Sementara dalam Alkitab Nasrani, empat Injil kanonik (Injil yang diakui gereja sebagai kitab suci) yaitu Injil Markus, Lukas, Matius, dan Yohanes, sejatinya adalah buku biografi atau kisah kehidupan Nabi Isa versi kalangan Nasrani.
Nama Nabi Isa
Di antara perbedaan kisah Nabi Isa dalam Al Qur’an dan Alkitab adalah namanya. Nama yang digunakan dalam Alkitab (Bahasa Indonesia) adalah Yesus. Nama ini berasal dari kata Yunani Iēsoûs (Ἰησοῦς), dan merupakan Yunanisasi/Hellenisasi nama Ibrani Yēšua (ישוע).
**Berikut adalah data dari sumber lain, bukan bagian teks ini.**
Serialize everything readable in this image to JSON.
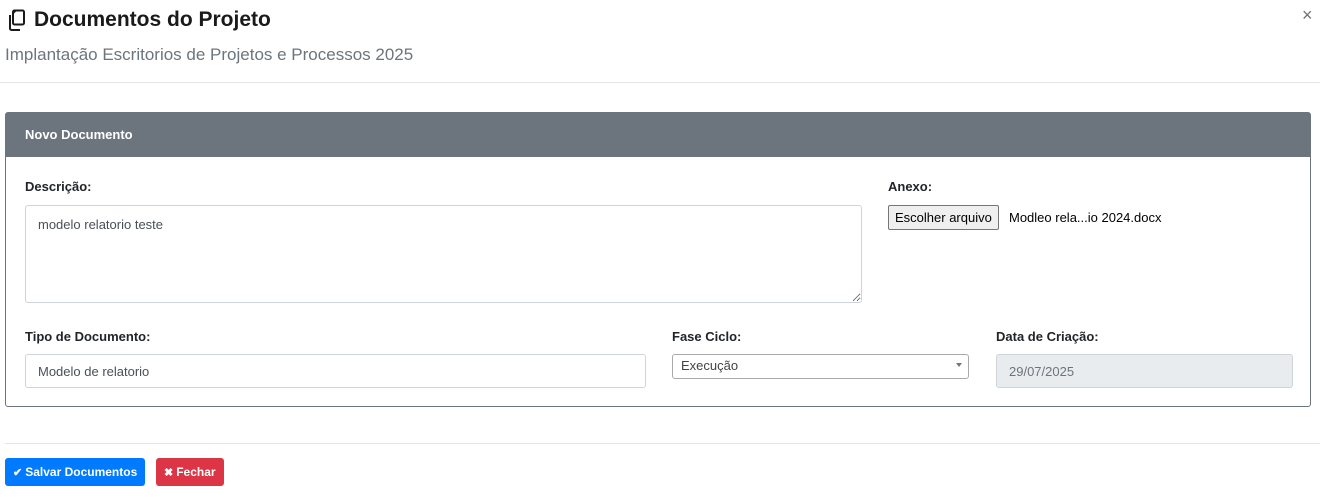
{
  "header": {
    "title": "Documentos do Projeto",
    "subtitle": "Implantação Escritorios de Projetos e Processos 2025",
    "close": "×"
  },
  "panel": {
    "title": "Novo Documento",
    "descricao": {
      "label": "Descrição:",
      "value": "modelo relatorio teste"
    },
    "anexo": {
      "label": "Anexo:",
      "button_label": "Escolher arquivo",
      "file_name": "Modleo rela...io 2024.docx"
    },
    "tipo": {
      "label": "Tipo de Documento:",
      "value": "Modelo de relatorio"
    },
    "fase": {
      "label": "Fase Ciclo:",
      "selected": "Execução"
    },
    "data": {
      "label": "Data de Criação:",
      "value": "29/07/2025"
    }
  },
  "footer": {
    "save_label": "Salvar Documentos",
    "close_label": "Fechar",
    "save_icon": "check-icon",
    "close_icon": "times-icon"
  },
  "colors": {
    "primary": "#007bff",
    "danger": "#dc3545",
    "panel_header": "#6c757d"
  }
}
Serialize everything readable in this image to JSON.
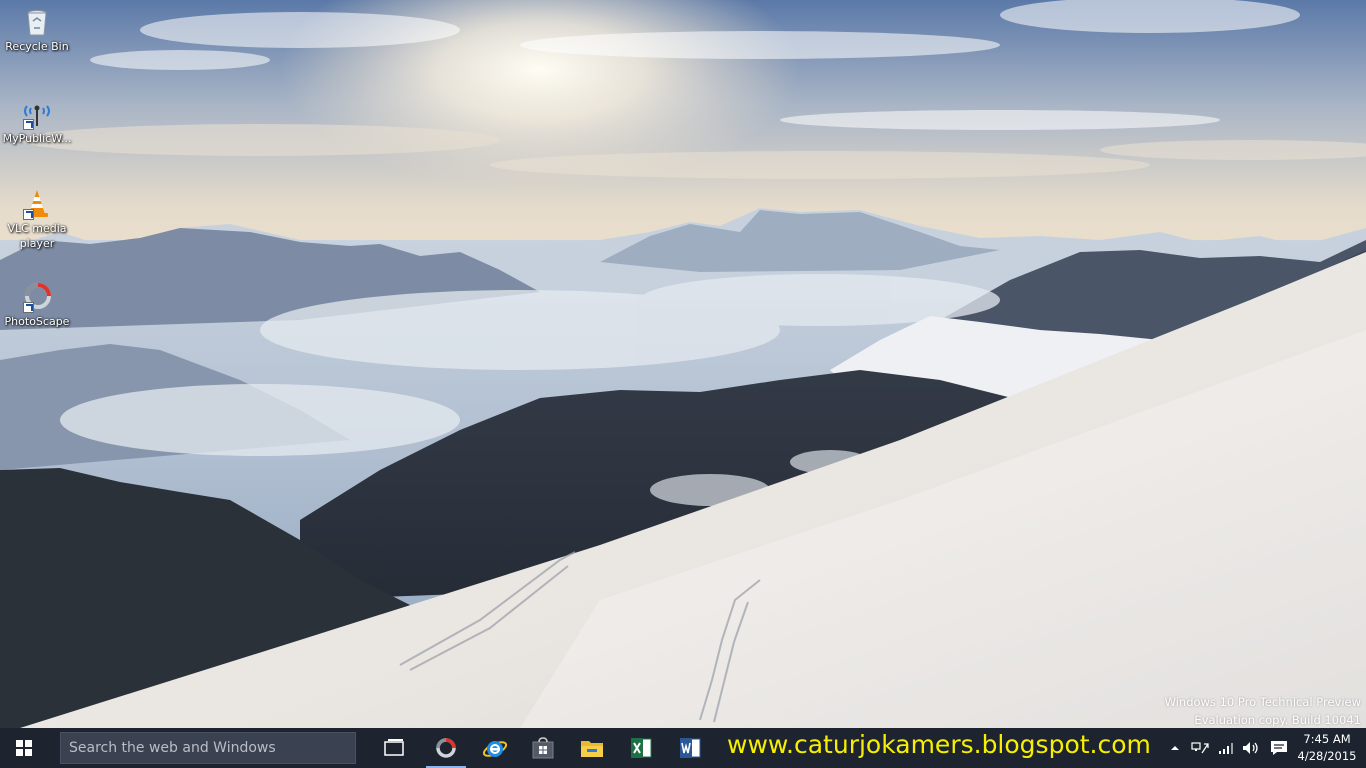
{
  "desktop": {
    "icons": [
      {
        "label": "Recycle Bin",
        "icon": "recycle-bin-icon",
        "shortcut": false
      },
      {
        "label": "MyPublicW...",
        "icon": "wifi-hotspot-icon",
        "shortcut": true
      },
      {
        "label": "VLC media player",
        "icon": "vlc-cone-icon",
        "shortcut": true
      },
      {
        "label": "PhotoScape",
        "icon": "photoscape-icon",
        "shortcut": true
      }
    ]
  },
  "watermark": {
    "line1": "Windows 10 Pro Technical Preview",
    "line2": "Evaluation copy. Build 10041"
  },
  "taskbar": {
    "search_placeholder": "Search the web and Windows",
    "apps": [
      {
        "name": "task-view",
        "icon": "task-view-icon"
      },
      {
        "name": "photoscape",
        "icon": "photoscape-icon",
        "active": true
      },
      {
        "name": "internet-explorer",
        "icon": "internet-explorer-icon"
      },
      {
        "name": "store",
        "icon": "store-icon"
      },
      {
        "name": "file-explorer",
        "icon": "folder-icon"
      },
      {
        "name": "excel",
        "icon": "excel-icon"
      },
      {
        "name": "word",
        "icon": "word-icon"
      }
    ],
    "overlay_text": "www.caturjokamers.blogspot.com",
    "tray": {
      "icons": [
        "chevron-up-icon",
        "network-icon",
        "signal-icon",
        "volume-icon",
        "notifications-icon"
      ]
    },
    "clock": {
      "time": "7:45 AM",
      "date": "4/28/2015"
    }
  },
  "colors": {
    "taskbar_bg": "#1d2430",
    "overlay_text": "#f6f000",
    "accent": "#8db7ea"
  }
}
Sedangkan Al Qur’an menggunakan nama Isa (عِيسَى) yang berasal dari Bahasa Aram dialek Galilea, yaitu I’sha’ (ܝܫܘܥ). Hal ini karena Nabi Isa dibesarkan ibunya, Maryam, di kota Nazaret (asal kata Nasrani) di wilayah Galilea (utara Palestina), dan Bahasa Aram adalah bahasa utama penduduk Galilea.
Dan orang banyak itu menyahut: “Inilah nabi Yesus dari Nazaret di Galilea.” (Injil Matius 21:11)
Peta Palestina di masa Nabi Isa, kota Nazaret di Galilea berada di utara Yerusalem (sumber gambar: www.conformingtojesus.com)
Pasca hancurnya Kerajaan Yehuda (587 SM), dan orang-orang Yahudi mengalami Pembuangan ke Babilonia, Bahasa Aram menggantikan bahasa Ibrani sebagai bahasa sehari-hari di Palestina.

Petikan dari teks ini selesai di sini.